Enfin, le seul patrimoine détenu par M. [N] consistant dans la détention de parts sociales dans l’earl de Clairette valorisées à 23 310 euros en décembre 2010 ne permet pas de considérer qu’au moment de la souscription de son engagement de caution, celui-ci n’était pas disproportionné au regard de ses revenus mensuel : 1600 euros pour un foyer de deux personnes, de ses charges courantes mensuelles : au moins 721 euros, de sa charge de crédit mensuelle : 300 euros ainsi que de ses engagements de caution antérieurs pour un montant total de 170 400 euros.
Pour retenir que le patrimoine de la caution lui permettait de faire face à son engagement au moment où elle a été appelée, la banque doit en faire la preuve.
Il a été jugé que, pour apprécier si le patrimoine de la caution lui permet de faire face à son obligation au moment où elle est appelée, le juge doit, en principe, se placer au jour où la caution est assignée (Com., 1 mars 2016, n 14-16.402, Bull. n 34 ).
La capacité de la caution pour faire face à son engagement au moment où elle est appelée s’apprécie au regard de l’ensemble des éléments d’actif et de passif composant son patrimoine et ne peut résulter de la seule existence de liquidités d’un montant supérieur à la somme due au titre de cet engagement (Com. 30 janvier 2019 n° 17-31.011).
Pour apprécier la capacité de la caution à faire face à son obligation au moment où elle est appelée, il n’y a pas lieu de tenir compte de l’endettement résultant d’autres engagements de caution (Com., 27 mai 2014, n° 13-15.038).
En l’espèce, la caution a été assignée devant le premier juge en paiement d’une somme principale de 63 945,60 euros par actes des 23 juin et 3 juillet 2018.

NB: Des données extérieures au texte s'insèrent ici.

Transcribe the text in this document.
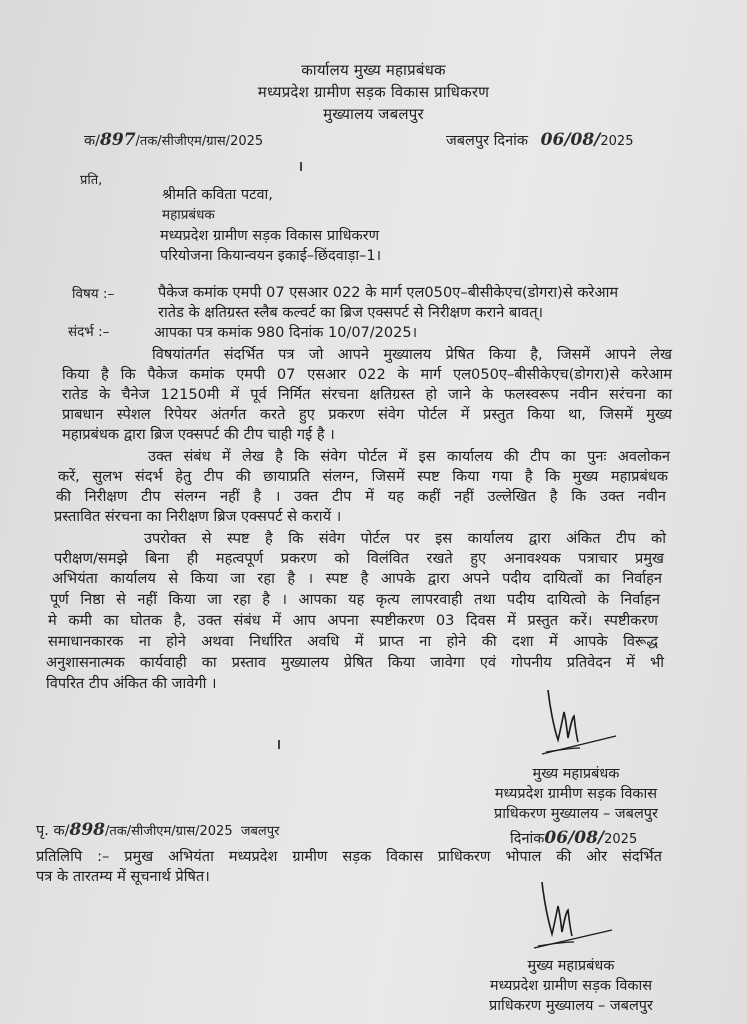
कार्यालय मुख्य महाप्रबंधक
मध्यप्रदेश ग्रामीण सड़क विकास प्राधिकरण
मुख्यालय जबलपुर
क/897/तक/सीजीएम/ग्रास/2025	जबलपुर दिनांक 06/08/2025
प्रति,
श्रीमति कविता पटवा,
महाप्रबंधक
मध्यप्रदेश ग्रामीण सड़क विकास प्राधिकरण
परियोजना कियान्वयन इकाई–छिंदवाड़ा–1।
विषय :–	पैकेज कमांक एमपी 07 एसआर 022 के मार्ग एल050ए–बीसीकेएच(डोगरा)से करेआम
रातेड के क्षतिग्रस्त स्लैब कल्वर्ट का ब्रिज एक्सपर्ट से निरीक्षण कराने बावत्।
संदर्भ :–	आपका पत्र कमांक 980 दिनांक 10/07/2025।
विषयांतर्गत संदर्भित पत्र जो आपने मुख्यालय प्रेषित किया है, जिसमें आपने लेख
किया है कि पैकेज कमांक एमपी 07 एसआर 022 के मार्ग एल050ए–बीसीकेएच(डोगरा)से करेआम
रातेड के चैनेज 12150मी में पूर्व निर्मित संरचना क्षतिग्रस्त हो जाने के फलस्वरूप नवीन सरंचना का
प्राबधान स्पेशल रिपेयर अंतर्गत करते हुए प्रकरण संवेग पोर्टल में प्रस्तुत किया था, जिसमें मुख्य
महाप्रबंधक द्वारा ब्रिज एक्सपर्ट की टीप चाही गई है ।
उक्त संबंध में लेख है कि संवेग पोर्टल में इस कार्यालय की टीप का पुनः अवलोकन
करें, सुलभ संदर्भ हेतु टीप की छायाप्रति संलग्न, जिसमें स्पष्ट किया गया है कि मुख्य महाप्रबंधक
की निरीक्षण टीप संलग्न नहीं है । उक्त टीप में यह कहीं नहीं उल्लेखित है कि उक्त नवीन
प्रस्तावित संरचना का निरीक्षण ब्रिज एक्सपर्ट से करायें ।
उपरोक्त से स्पष्ट है कि संवेग पोर्टल पर इस कार्यालय द्वारा अंकित टीप को
परीक्षण/समझे बिना ही महत्वपूर्ण प्रकरण को विलंवित रखते हुए अनावश्यक पत्राचार प्रमुख
अभियंता कार्यालय से किया जा रहा है । स्पष्ट है आपके द्वारा अपने पदीय दायित्वों का निर्वाहन
पूर्ण निष्ठा से नहीं किया जा रहा है । आपका यह कृत्य लापरवाही तथा पदीय दायित्वो के निर्वाहन
मे कमी का घोतक है, उक्त संबंध में आप अपना स्पष्टीकरण 03 दिवस में प्रस्तुत करें। स्पष्टीकरण
समाधानकारक ना होने अथवा निर्धारित अवधि में प्राप्त ना होने की दशा में आपके विरूद्ध
अनुशासनात्मक कार्यवाही का प्रस्ताव मुख्यालय प्रेषित किया जावेगा एवं गोपनीय प्रतिवेदन में भी
विपरित टीप अंकित की जावेगी ।
मुख्य महाप्रबंधक
मध्यप्रदेश ग्रामीण सड़क विकास
प्राधिकरण मुख्यालय – जबलपुर
पृ. क/898/तक/सीजीएम/ग्रास/2025  जबलपुर	दिनांक06/08/2025
प्रतिलिपि :– प्रमुख अभियंता मध्यप्रदेश ग्रामीण सड़क विकास प्राधिकरण भोपाल की ओर संदर्भित
पत्र के तारतम्य में सूचनार्थ प्रेषित।
मुख्य महाप्रबंधक
मध्यप्रदेश ग्रामीण सड़क विकास
प्राधिकरण मुख्यालय – जबलपुर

La banque ne démontre nullement que, même si l’on ne prend pas en considération les engagements de caution pris antérieurement par M. [N], son patrimoine lui permettait de faire face à son engagement dès lors que pour apprécier la réalité de son patrimoine en 2018, elle n’évoque que le fait qu’il ait bénéficié du prix de vente de ses parts sociales dans l’earl de Clairette qui est intervenue le 31 décembre 2010 d’un montant de 23 310 euros.
Il convient donc, par réformation du jugement entrepris, de débouter la banque de l’ensemble de ses demandes formées à l’encontre de M. [I] [N].
Sur les demandes sur le fondement des dispositions de l’article 700 du code de procédure civile et les dépens
Il apparaît contraire à l’équité de laisser à la charge de M. [I] [N] les frais exposés par lui et on compris dans les dépens.
La Caisse de Crédit Agricole sera en conséquence déboutée de sa demande au titre de ses propres frais irrépétibles et condamnée à verser à M. [N] la somme de 2 500 euros sur le fondement des dispositions de l’article 700 du code de procédure civile et aux dépens de première instance et d’appel.
PAR CES MOTIFS
La cour d’appel, statuant publiquement, par arrêt rendu par défaut, après en avoir délibéré conformément à la loi,
Infirme les dispositions critiquées du jugement déféré sauf celles concernant M. [T] [C] ;
En conséquence,
Confirme le jugement déféré en ses dispositions concernant M. [T] [C] ;
Et statuant à nouveau et y ajoutant du chef des dispositions infirmées,
Déboute la Caisse de Crédit Agricole Mutuel Charente Maritime Deux Sèvres de ses demandes formées contre M. [I] [N] ;
Condamne la Caisse de Crédit Agricole Mutuel Charente Maritime Deux Sèvres à verser à M. [I] [N] la somme de 2 500 euros sur le fondement des dispositions de l’article 700 du code de procédure civile ;
Condamne la Caisse de Crédit Agricole Mutuel Charente Maritime Deux Sèvres aux dépens de première instance (M. [C] y étant également condamné par décision devenue définitive) et d’appel, dont distraction au bénéfice de Maître Yann Michot, avocat au barreau de Poitiers.